Establish the Monthly Cadence
The output of continuous monitoring should feed a monthly security review, either a brief internal meeting or a written summary that goes to your manager and relevant leadership. A consistent monthly cadence does three things: it keeps you accountable, it builds the trend data you will need when you ask for budget, and it normalises security as an ongoing management concern rather than something that only gets attention after an incident.
What the 90-Day Plan Does Not Cover
To be clear about scope: this 90-day plan is focused on external risk visibility and the most impactful early actions. It does not cover internal endpoint management, email security configuration, identity and access management maturity, or a complete policy library, all of which matter, but none of which are the right place to start when you have limited time and are starting from zero visibility.
The principle is: start with what an attacker would see. An attacker does not begin with your password policy document. They begin by scanning your external attack surface, looking for exposed credentials, and checking whether your brand has any impersonation infrastructure. Starting where they start gives you the fastest path to meaningful risk reduction.
The Mindset Shift That Makes the Difference
The most effective solo security managers are not the ones who know the most about security. They are the ones who have accepted that they cannot know everything, cannot fix everything, and cannot do it alone, and have built a programme that reflects that reality.
Prioritise ruthlessly. Communicate constantly. Automate wherever possible. And remember that your job is not to be the person who keeps your organisation safe from every threat. Your job is to be the person who makes sure your organisation knows what threats it faces, makes informed decisions about which ones to address, and has a visible, improving security posture. That is achievable from day one. The alternative, trying to build a complete enterprise security programme as a team of one, is not.
Frequently Asked Questions
Where should a solo security person start?
Start with external attack surface visibility. Before writing policies, deploying tools, or building processes, you need to know what internet-facing assets your organisation has, what is exposed, and what credentials are already circulating in breach datasets. A free external scan of your primary domain gives you a factual baseline in under 10 minutes, and that baseline determines everything you do next.
What security tools does a one-person team need?

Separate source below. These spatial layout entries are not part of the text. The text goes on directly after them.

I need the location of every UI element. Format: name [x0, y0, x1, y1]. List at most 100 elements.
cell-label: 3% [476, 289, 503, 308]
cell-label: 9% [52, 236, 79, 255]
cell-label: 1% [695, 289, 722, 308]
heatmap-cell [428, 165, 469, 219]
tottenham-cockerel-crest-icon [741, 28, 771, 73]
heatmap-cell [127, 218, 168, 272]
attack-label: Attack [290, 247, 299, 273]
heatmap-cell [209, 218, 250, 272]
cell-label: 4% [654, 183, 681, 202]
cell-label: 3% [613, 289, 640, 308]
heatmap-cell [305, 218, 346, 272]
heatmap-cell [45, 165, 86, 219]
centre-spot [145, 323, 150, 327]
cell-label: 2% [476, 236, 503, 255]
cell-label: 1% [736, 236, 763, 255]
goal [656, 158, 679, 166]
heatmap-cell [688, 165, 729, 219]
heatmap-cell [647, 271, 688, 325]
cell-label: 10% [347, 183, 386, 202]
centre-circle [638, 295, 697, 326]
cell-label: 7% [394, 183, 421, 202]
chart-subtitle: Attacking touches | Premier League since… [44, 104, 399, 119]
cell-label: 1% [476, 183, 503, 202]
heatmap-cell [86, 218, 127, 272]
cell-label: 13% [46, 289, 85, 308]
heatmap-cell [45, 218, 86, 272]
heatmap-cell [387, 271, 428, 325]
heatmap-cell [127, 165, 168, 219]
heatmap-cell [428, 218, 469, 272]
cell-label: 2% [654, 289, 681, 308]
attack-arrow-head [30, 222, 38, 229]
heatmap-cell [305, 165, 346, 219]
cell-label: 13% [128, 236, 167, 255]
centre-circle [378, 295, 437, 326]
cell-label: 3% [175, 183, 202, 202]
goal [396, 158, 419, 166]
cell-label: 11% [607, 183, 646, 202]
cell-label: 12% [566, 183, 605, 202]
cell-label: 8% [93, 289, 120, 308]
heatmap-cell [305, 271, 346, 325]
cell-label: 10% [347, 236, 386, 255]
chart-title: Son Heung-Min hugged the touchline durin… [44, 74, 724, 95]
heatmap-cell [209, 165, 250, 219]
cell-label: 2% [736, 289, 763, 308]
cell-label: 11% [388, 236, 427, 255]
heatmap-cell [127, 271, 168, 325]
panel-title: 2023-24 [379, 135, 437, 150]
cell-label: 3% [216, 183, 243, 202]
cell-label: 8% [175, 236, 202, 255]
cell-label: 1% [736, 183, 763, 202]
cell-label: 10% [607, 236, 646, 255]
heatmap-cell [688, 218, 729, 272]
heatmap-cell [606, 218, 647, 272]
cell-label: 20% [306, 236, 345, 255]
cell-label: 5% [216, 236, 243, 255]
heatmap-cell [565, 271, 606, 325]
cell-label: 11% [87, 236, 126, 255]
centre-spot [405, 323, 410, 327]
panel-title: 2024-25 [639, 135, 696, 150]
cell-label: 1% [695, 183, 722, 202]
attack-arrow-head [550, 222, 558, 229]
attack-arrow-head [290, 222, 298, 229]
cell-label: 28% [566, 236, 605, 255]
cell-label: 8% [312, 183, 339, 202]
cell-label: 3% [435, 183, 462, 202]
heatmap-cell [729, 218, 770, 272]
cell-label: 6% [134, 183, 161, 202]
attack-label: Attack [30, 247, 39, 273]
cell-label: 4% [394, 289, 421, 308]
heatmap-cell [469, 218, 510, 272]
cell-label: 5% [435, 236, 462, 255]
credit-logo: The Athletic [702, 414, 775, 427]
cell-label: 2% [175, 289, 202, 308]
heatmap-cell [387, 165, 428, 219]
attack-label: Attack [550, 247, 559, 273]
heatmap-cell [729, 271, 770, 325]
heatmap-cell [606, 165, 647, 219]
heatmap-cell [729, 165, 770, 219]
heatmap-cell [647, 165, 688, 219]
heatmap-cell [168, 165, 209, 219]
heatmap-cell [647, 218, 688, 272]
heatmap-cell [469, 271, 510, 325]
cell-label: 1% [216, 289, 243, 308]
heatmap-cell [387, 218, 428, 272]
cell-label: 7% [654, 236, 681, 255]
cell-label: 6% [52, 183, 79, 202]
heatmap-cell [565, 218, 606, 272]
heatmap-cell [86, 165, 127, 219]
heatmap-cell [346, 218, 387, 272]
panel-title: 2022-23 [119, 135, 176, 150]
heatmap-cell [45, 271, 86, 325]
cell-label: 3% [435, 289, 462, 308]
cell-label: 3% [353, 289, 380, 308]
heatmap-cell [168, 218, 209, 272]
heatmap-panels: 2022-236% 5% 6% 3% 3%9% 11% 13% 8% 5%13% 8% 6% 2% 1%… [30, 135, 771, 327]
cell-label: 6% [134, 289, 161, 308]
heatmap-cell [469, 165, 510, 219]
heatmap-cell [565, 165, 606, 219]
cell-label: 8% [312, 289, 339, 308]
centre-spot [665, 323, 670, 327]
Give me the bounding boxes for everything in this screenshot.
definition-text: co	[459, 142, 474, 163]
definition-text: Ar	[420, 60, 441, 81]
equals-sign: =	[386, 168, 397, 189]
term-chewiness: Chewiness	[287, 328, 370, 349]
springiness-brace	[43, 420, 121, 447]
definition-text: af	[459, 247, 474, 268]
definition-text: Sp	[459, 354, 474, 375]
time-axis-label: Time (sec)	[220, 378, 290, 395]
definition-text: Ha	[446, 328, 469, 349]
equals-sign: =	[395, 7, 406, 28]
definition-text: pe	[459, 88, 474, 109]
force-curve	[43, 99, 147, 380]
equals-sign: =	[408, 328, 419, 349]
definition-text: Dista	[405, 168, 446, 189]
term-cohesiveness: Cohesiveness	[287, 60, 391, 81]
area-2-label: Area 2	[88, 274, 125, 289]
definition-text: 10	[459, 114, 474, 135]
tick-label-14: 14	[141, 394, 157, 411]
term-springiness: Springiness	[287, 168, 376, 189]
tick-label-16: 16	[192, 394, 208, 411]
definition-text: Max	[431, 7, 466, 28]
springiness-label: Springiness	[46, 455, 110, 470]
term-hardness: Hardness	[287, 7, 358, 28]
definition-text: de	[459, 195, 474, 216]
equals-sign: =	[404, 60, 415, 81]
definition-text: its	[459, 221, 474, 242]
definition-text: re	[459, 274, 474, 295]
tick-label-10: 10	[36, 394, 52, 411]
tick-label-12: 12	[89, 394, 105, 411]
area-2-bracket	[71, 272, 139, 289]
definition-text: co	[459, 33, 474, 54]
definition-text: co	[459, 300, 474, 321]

At minimum, you need an external attack surface monitoring platform, a dark web credential monitoring service, and a way to track findings and remediation progress (even a spreadsheet works initially). You do not need a SIEM, a SOAR platform, or an endpoint detection tool on day one. Those come later once you have visibility into your actual risk posture and can justify the investment with data.
How do you prioritise security work with limited resources?
Use the principle of attacker-first prioritisation: fix what an attacker would exploit this week before fixing what scores highest on a theoretical severity scale. Internet-facing systems with known active exploits come first, followed by exposed credentials for privileged accounts, then unauthenticated admin panels. Everything else gets scheduled and tracked monthly. The goal is risk reduction per hour of effort, not completeness.
When should a solo security person escalate to leadership?
Escalate immediately when you find a Critical-severity exposure that requires engineering resources you do not control, when remediation timelines are slipping on high-risk items, or when you discover a risk that exceeds the organisation's stated risk appetite. Present findings in business language with clear impact statements. Leadership responds to "this exposure could result in a data breach affecting 50,000 customer records" far more effectively than "we have a CVSS 9.8 RCE on our edge server."